For a time he hid this from her fairly well. My older brother and I saw a side of him when he would watch us while she was working that unfortunately mom did not see until they were irrevocably linked together. Once she was pregnant with their first child it was like he felt he had sealed her as his. That is when he began a near decade of beating, raping, terrorizing, and stalking her. When I was 11 my mother sent me to live with her brother and his wife who lived near Salt Lake City. I was there with them for a year. During that time I grew quite close to my Aunt's parents. They became Grandma and Grandpa. For the rest of their lives they were there for me. Today I sit writing this article in a home that is about 5 blocks from where they have been laid to rest. I visit them often, and thank them for everything they did for me.

After that year of reprieve. I was sent back to the hell that was my family. The violence and despair I had left behind hadn't abated. For two more years things cycled in a seemingly unceasing pattern of terror and pain. I was a defiant child and fought back any way that I could. To this day I bear the pain of some of those beatings I took in order to divert attention from my mother and/or younger siblings. I would often call my Grandmother back in Utah. Collect (yes I am a child of the 90s) I would sob out the story of the latest horrors I had witnessed and endured. My Grandmother sweet wise woman that she was always told me the same thing. I would like to share that with you now.

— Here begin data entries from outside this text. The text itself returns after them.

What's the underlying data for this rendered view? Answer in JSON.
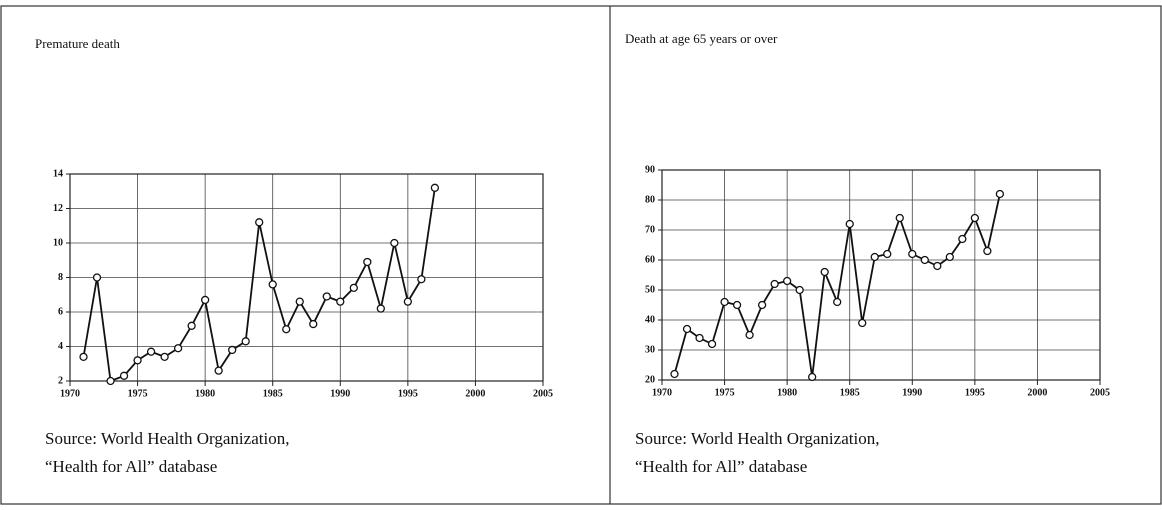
{
  "chart_data": [
    {
      "type": "line",
      "title": "Premature death",
      "x": [
        1971,
        1972,
        1973,
        1974,
        1975,
        1976,
        1977,
        1978,
        1979,
        1980,
        1981,
        1982,
        1983,
        1984,
        1985,
        1986,
        1987,
        1988,
        1989,
        1990,
        1991,
        1992,
        1993,
        1994,
        1995,
        1996,
        1997
      ],
      "values": [
        3.4,
        8.0,
        2.0,
        2.3,
        3.2,
        3.7,
        3.4,
        3.9,
        5.2,
        6.7,
        2.6,
        3.8,
        4.3,
        11.2,
        7.6,
        5.0,
        6.6,
        5.3,
        6.9,
        6.6,
        7.4,
        8.9,
        6.2,
        10.0,
        6.6,
        7.9,
        13.2
      ],
      "color": "#111",
      "xlim": [
        1970,
        2005
      ],
      "xticks": [
        1970,
        1975,
        1980,
        1985,
        1990,
        1995,
        2000,
        2005
      ],
      "ylim": [
        2,
        14
      ],
      "yticks": [
        2,
        4,
        6,
        8,
        10,
        12,
        14
      ],
      "grid": true,
      "source": [
        "Source:  World Health Organization,",
        "“Health for All” database"
      ]
    },
    {
      "type": "line",
      "title": "Death at age 65 years or over",
      "x": [
        1971,
        1972,
        1973,
        1974,
        1975,
        1976,
        1977,
        1978,
        1979,
        1980,
        1981,
        1982,
        1983,
        1984,
        1985,
        1986,
        1987,
        1988,
        1989,
        1990,
        1991,
        1992,
        1993,
        1994,
        1995,
        1996,
        1997
      ],
      "values": [
        22,
        37,
        34,
        32,
        46,
        45,
        35,
        45,
        52,
        53,
        50,
        21,
        56,
        46,
        72,
        39,
        61,
        62,
        74,
        62,
        60,
        58,
        61,
        67,
        74,
        63,
        82
      ],
      "color": "#111",
      "xlim": [
        1970,
        2005
      ],
      "xticks": [
        1970,
        1975,
        1980,
        1985,
        1990,
        1995,
        2000,
        2005
      ],
      "ylim": [
        20,
        90
      ],
      "yticks": [
        20,
        30,
        40,
        50,
        60,
        70,
        80,
        90
      ],
      "grid": true,
      "source": [
        "Source:  World Health Organization,",
        "“Health for All” database"
      ]
    }
  ]
}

She would say "Tyler you have a choice. You can allow these things to make you a cruel man who inflicts pain and suffering on others like has been done to you. Or you can allow these things to teach you tolerance and understanding. You will be able to have empathy and compassion for others in a capacity that few others will possess." Those words will be with me until the day that I die. They echo in my mind frequently when confronted with a choice on how to interact with someone. They usually force me to attempt to look at things from the perspective of others.

Her words did not take away what I was going through. They did however provide perspective and some meaning. Humans can endure just about anything if they can attach some meaning to their tribulations. My Grandmother gave me that. Things in my family eventually culminated in the disappearance of my mother in the Spring of 1996. A police investigation more than 15 years later concluded she had been murdered and likely thrown in the septic tank of the property we had been living on. They said likely because after so much time no recoverable biological remains could be found. My nightmare ended in 1996, I was ejected from the home and placed in Foster Care which was also no picnic, but infinitely better than what I'd left behind. A few years later, my older brother committed suicide. Our tormentor died about a year and a half ago. He never faced justice. The prosecutors in the area said without a body they would not proceed to trial. As you can imagine justice is a very important principle to me.

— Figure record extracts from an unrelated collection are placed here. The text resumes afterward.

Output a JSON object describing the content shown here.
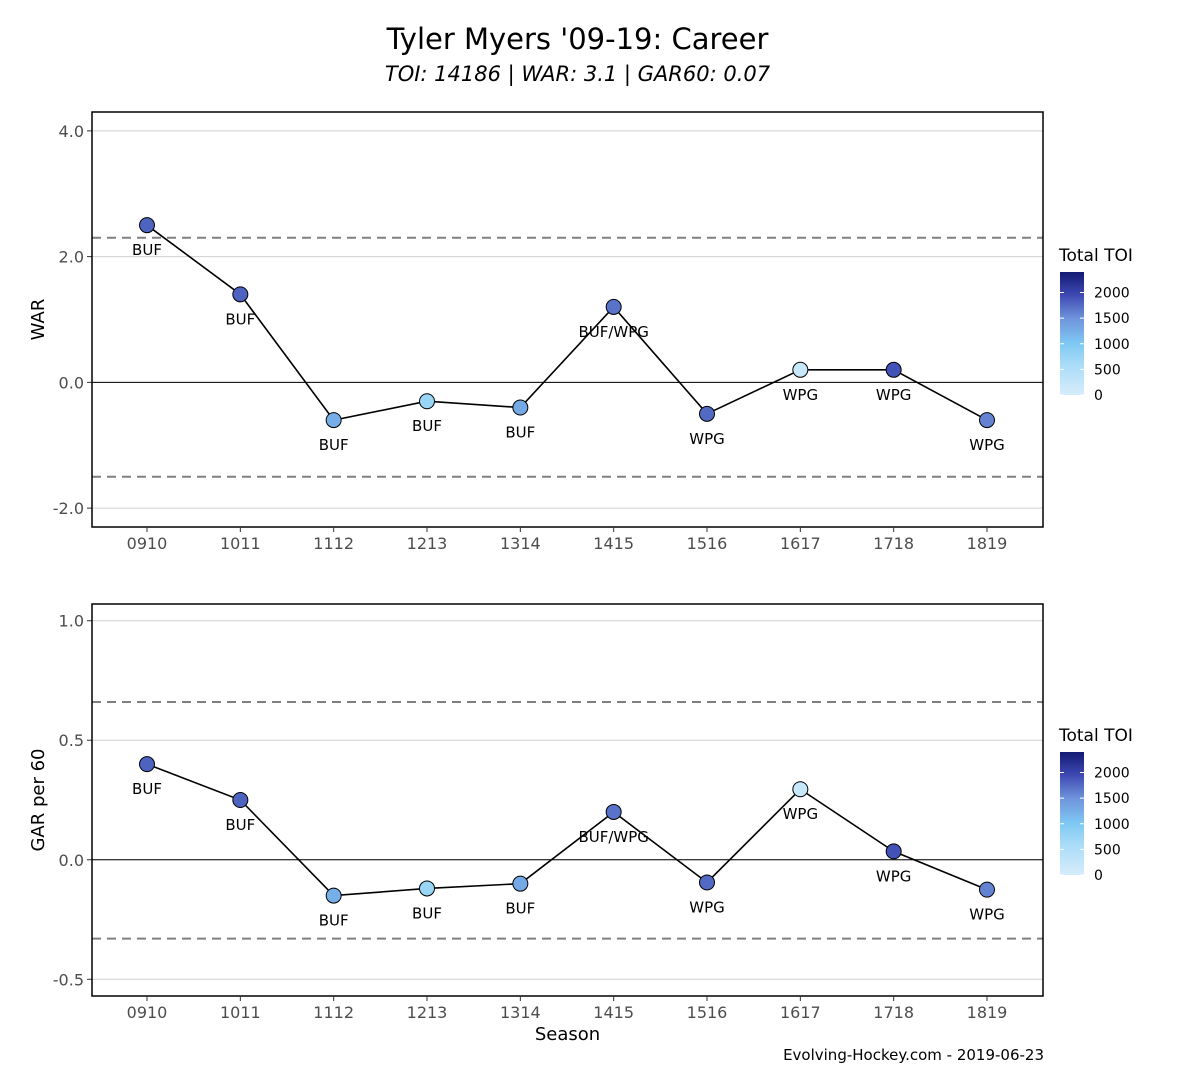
{
  "title": "Tyler Myers '09-19: Career",
  "subtitle": "TOI: 14186 | WAR: 3.1 | GAR60: 0.07",
  "caption": "Evolving-Hockey.com - 2019-06-23",
  "colors": {
    "line": "#000000",
    "reference_dash": "#808080",
    "grid": "#d0d0d0",
    "toi_scale": [
      "#d6ecfb",
      "#7ec8f2",
      "#6f95dc",
      "#3c47b0",
      "#121a74"
    ]
  },
  "chart_data": [
    {
      "type": "line",
      "xlabel": "",
      "ylabel": "WAR",
      "ylim": [
        -2.3,
        4.3
      ],
      "y_ticks": [
        -2.0,
        0.0,
        2.0,
        4.0
      ],
      "y_tick_labels": [
        "-2.0",
        "0.0",
        "2.0",
        "4.0"
      ],
      "categories": [
        "0910",
        "1011",
        "1112",
        "1213",
        "1314",
        "1415",
        "1516",
        "1617",
        "1718",
        "1819"
      ],
      "values": [
        2.5,
        1.4,
        -0.6,
        -0.3,
        -0.4,
        1.2,
        -0.5,
        0.2,
        0.2,
        -0.6
      ],
      "teams": [
        "BUF",
        "BUF",
        "BUF",
        "BUF",
        "BUF",
        "BUF/WPG",
        "WPG",
        "WPG",
        "WPG",
        "WPG"
      ],
      "toi": [
        1800,
        1800,
        1250,
        750,
        1300,
        1700,
        1750,
        200,
        1900,
        1600
      ],
      "reference_lines": [
        2.3,
        -1.5
      ],
      "zero_line": 0,
      "legend": {
        "title": "Total TOI",
        "position": "right",
        "ticks": [
          2000,
          1500,
          1000,
          500,
          0
        ],
        "max": 2400
      }
    },
    {
      "type": "line",
      "xlabel": "Season",
      "ylabel": "GAR per 60",
      "ylim": [
        -0.57,
        1.07
      ],
      "y_ticks": [
        -0.5,
        0.0,
        0.5,
        1.0
      ],
      "y_tick_labels": [
        "-0.5",
        "0.0",
        "0.5",
        "1.0"
      ],
      "categories": [
        "0910",
        "1011",
        "1112",
        "1213",
        "1314",
        "1415",
        "1516",
        "1617",
        "1718",
        "1819"
      ],
      "values": [
        0.4,
        0.25,
        -0.15,
        -0.12,
        -0.1,
        0.2,
        -0.095,
        0.295,
        0.035,
        -0.125
      ],
      "teams": [
        "BUF",
        "BUF",
        "BUF",
        "BUF",
        "BUF",
        "BUF/WPG",
        "WPG",
        "WPG",
        "WPG",
        "WPG"
      ],
      "toi": [
        1800,
        1800,
        1250,
        750,
        1300,
        1700,
        1750,
        200,
        1900,
        1600
      ],
      "reference_lines": [
        0.66,
        -0.33
      ],
      "zero_line": 0,
      "legend": {
        "title": "Total TOI",
        "position": "right",
        "ticks": [
          2000,
          1500,
          1000,
          500,
          0
        ],
        "max": 2400
      }
    }
  ]
}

I tell you all of this not for your pity or sympathy, but to more clearly illustrate my frame of mind as I urge all of you regardless of your circumstances to choose tolerance and understanding. So much of the pain and strife in this world stems from our inability to see through the trivial differences that separate us. Each and everyone of us regardless of socioeconomic status, religious beliefs, sexuality, race, creeds, gender, etc is a human being. We each have feelings, hopes, dreams, ambitions, disappointments, and untold sufferings. It is my sincere hope that we each remember that. It is possible to disagree with someone and still see them as a person worthy of dignity and respect.

With that I as always thank you for taking the time to read. I wish you and yours nothing but peace and comfort during these most trying of times.